上記糖鎖固定化磁性金属ナノ粒子の平均粒子径が１ｎｍ以上１００ｎｍ未満であり、上記第二の磁性体の平均粒子径が１００ｎｍ以上１００μｍ以下であることを特徴とする請求項１または２に記載のウイルスの濃縮方法。
上記糖鎖固定化磁性金属ナノ粒子と上記第二の磁性体との重量比は、１：１×１０^３〜１：１×１０^１１であることを特徴とする請求項１から３のいずれか１項に記載のウイルスの濃縮方法。

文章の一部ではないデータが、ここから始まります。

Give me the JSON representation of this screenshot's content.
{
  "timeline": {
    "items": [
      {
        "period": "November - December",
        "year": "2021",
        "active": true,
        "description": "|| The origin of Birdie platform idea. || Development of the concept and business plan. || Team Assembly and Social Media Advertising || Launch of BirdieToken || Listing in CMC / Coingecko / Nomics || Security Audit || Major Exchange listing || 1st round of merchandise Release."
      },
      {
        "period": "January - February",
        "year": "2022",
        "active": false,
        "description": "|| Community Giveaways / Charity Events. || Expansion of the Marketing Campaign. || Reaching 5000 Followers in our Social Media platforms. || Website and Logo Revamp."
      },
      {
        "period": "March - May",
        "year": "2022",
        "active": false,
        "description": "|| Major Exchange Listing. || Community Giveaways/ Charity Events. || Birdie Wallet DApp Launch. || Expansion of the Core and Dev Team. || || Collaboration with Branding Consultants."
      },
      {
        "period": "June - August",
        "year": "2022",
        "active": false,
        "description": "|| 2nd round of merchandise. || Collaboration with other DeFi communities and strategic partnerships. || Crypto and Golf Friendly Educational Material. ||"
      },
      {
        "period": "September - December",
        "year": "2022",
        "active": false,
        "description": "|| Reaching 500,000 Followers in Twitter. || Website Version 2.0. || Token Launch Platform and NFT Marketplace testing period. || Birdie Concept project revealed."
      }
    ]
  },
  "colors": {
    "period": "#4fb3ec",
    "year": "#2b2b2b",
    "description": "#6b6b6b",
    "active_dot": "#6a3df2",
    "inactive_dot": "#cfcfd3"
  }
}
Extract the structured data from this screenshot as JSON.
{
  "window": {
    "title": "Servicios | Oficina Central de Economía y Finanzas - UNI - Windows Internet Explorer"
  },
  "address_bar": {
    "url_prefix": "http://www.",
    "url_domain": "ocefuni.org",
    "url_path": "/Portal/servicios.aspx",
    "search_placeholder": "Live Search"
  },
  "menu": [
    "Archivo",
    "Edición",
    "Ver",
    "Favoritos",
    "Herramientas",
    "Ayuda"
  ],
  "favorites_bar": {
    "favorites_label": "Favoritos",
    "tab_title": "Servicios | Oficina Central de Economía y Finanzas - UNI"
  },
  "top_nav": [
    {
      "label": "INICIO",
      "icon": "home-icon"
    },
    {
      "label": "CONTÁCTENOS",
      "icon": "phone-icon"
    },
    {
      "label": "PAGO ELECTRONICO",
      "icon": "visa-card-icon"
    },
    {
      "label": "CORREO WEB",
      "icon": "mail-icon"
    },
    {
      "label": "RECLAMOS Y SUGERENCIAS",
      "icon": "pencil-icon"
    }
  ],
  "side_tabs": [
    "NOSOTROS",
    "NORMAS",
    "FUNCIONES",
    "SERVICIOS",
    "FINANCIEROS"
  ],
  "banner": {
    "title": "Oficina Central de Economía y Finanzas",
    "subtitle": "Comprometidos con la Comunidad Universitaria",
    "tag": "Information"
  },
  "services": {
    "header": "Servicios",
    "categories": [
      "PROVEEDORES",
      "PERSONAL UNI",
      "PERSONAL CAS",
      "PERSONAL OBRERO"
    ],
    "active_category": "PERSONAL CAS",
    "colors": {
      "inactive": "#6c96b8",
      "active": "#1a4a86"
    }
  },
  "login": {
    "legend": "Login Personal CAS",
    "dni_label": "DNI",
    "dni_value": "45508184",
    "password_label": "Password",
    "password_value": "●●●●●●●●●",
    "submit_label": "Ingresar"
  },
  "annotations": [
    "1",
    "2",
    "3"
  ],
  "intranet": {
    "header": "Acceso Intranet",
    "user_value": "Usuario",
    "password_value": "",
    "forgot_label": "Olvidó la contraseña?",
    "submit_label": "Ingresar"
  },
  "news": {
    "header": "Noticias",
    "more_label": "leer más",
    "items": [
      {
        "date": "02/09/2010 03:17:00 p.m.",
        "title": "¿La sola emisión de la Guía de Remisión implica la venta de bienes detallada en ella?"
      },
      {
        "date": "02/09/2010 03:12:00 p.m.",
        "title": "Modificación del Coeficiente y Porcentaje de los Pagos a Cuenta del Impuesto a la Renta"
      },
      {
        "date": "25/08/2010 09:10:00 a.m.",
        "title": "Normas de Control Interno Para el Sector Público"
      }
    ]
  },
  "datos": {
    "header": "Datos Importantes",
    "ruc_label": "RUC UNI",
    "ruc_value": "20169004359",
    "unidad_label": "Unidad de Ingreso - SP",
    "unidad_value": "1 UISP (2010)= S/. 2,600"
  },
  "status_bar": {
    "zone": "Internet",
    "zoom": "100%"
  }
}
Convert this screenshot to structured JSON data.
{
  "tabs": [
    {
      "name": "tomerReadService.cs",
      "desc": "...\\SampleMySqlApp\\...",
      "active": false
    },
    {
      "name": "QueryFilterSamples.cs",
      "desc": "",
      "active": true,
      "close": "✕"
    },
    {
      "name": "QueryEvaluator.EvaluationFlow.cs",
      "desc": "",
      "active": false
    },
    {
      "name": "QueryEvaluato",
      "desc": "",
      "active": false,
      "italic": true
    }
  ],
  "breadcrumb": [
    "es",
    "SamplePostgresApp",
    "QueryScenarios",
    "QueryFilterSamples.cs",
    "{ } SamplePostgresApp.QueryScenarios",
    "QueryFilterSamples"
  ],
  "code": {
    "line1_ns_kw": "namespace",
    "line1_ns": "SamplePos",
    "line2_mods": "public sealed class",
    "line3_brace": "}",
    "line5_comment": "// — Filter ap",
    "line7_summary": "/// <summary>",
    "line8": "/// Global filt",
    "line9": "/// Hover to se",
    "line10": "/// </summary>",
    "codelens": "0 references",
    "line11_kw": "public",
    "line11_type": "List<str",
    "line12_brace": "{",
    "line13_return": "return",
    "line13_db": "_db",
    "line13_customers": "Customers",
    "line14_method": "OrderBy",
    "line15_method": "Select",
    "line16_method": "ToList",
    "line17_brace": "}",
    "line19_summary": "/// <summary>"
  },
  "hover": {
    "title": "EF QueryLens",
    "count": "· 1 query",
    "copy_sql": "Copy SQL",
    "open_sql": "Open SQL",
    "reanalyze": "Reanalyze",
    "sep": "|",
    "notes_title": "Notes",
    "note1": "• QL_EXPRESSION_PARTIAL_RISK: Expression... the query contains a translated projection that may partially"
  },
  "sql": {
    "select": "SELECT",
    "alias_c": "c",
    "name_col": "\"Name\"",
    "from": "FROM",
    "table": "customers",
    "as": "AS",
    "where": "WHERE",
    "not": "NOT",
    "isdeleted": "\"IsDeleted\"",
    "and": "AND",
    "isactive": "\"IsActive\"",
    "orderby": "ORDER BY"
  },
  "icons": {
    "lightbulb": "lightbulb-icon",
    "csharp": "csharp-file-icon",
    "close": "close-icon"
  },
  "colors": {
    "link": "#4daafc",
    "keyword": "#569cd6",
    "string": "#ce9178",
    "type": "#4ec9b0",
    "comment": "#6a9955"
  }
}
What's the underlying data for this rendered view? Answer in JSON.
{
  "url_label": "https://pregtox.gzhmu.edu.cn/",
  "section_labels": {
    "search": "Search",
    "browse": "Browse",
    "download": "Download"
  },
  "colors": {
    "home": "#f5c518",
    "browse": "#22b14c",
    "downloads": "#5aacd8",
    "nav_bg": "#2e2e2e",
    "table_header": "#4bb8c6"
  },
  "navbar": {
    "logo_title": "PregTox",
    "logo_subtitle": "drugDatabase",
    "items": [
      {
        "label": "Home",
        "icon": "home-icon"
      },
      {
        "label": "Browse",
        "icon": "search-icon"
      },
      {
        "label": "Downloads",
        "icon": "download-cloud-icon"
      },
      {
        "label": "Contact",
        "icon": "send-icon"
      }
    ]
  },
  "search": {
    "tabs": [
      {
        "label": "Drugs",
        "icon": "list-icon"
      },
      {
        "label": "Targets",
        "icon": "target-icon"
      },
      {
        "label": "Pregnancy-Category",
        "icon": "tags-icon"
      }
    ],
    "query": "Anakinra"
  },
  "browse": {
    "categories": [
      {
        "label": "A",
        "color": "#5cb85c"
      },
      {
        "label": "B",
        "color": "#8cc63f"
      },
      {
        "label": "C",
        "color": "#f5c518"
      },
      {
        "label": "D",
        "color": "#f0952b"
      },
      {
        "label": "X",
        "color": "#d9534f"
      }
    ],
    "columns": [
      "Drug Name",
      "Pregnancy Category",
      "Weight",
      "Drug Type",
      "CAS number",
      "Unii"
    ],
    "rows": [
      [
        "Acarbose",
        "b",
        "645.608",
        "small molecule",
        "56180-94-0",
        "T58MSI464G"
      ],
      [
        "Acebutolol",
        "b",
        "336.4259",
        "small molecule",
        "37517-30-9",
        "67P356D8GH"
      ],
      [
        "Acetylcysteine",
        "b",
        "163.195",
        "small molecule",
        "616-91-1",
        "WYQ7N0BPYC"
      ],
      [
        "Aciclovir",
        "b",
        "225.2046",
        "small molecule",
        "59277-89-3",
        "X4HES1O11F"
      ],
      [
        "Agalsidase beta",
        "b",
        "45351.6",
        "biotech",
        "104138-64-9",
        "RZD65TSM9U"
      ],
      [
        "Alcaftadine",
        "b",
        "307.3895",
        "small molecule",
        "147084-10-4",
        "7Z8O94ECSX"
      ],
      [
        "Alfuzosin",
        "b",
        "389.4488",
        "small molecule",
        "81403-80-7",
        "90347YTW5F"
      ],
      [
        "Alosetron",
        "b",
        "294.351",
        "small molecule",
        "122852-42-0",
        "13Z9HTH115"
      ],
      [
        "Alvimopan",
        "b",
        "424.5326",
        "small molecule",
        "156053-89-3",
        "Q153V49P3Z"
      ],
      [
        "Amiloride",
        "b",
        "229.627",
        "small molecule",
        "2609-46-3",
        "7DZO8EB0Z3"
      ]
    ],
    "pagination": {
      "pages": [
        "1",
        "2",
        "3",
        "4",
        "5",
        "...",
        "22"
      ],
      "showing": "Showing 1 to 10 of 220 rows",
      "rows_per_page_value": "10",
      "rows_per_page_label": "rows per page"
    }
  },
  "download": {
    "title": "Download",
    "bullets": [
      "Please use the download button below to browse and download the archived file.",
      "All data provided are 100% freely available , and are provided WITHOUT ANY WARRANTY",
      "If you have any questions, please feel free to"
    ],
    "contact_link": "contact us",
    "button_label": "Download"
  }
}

上記第一の磁性体および上記第二の磁性体は、それぞれ独立して、酸化鉄、マグネタイトまたはフェライトであることを特徴とする請求項１から４のいずれか１項に記載のウイルスの濃縮方法。
糖鎖固定化金属ナノ粒子が第一の磁性体に結合した構造を有する糖鎖固定化磁性金属ナノ粒子と、上記糖鎖固定化磁性金属ナノ粒子よりも平均粒子径が大きい第二の磁性体と、を含有する磁性体組成物であって、
上記糖鎖固定化金属ナノ粒子は、リガンド複合体が、硫黄原子によって金属ナノ粒子と結合した構造を有し、上記リガンド複合体は、リンカー化合物のアミノ基に、還元末端を有する糖鎖が結合した構造を有し、上記リンカー化合物は、分子内にアミノ基と、硫黄原子と、主鎖に炭素−窒素結合を有する炭化水素鎖とを備える化合物であり、
上記還元末端を有する糖鎖は、濃縮対象のウイルスが認識する糖鎖であることを特徴とする磁性体組成物。
少なくとも、請求項６に記載の磁性体組成物と、磁石とを備えることを特徴とする濃縮装置。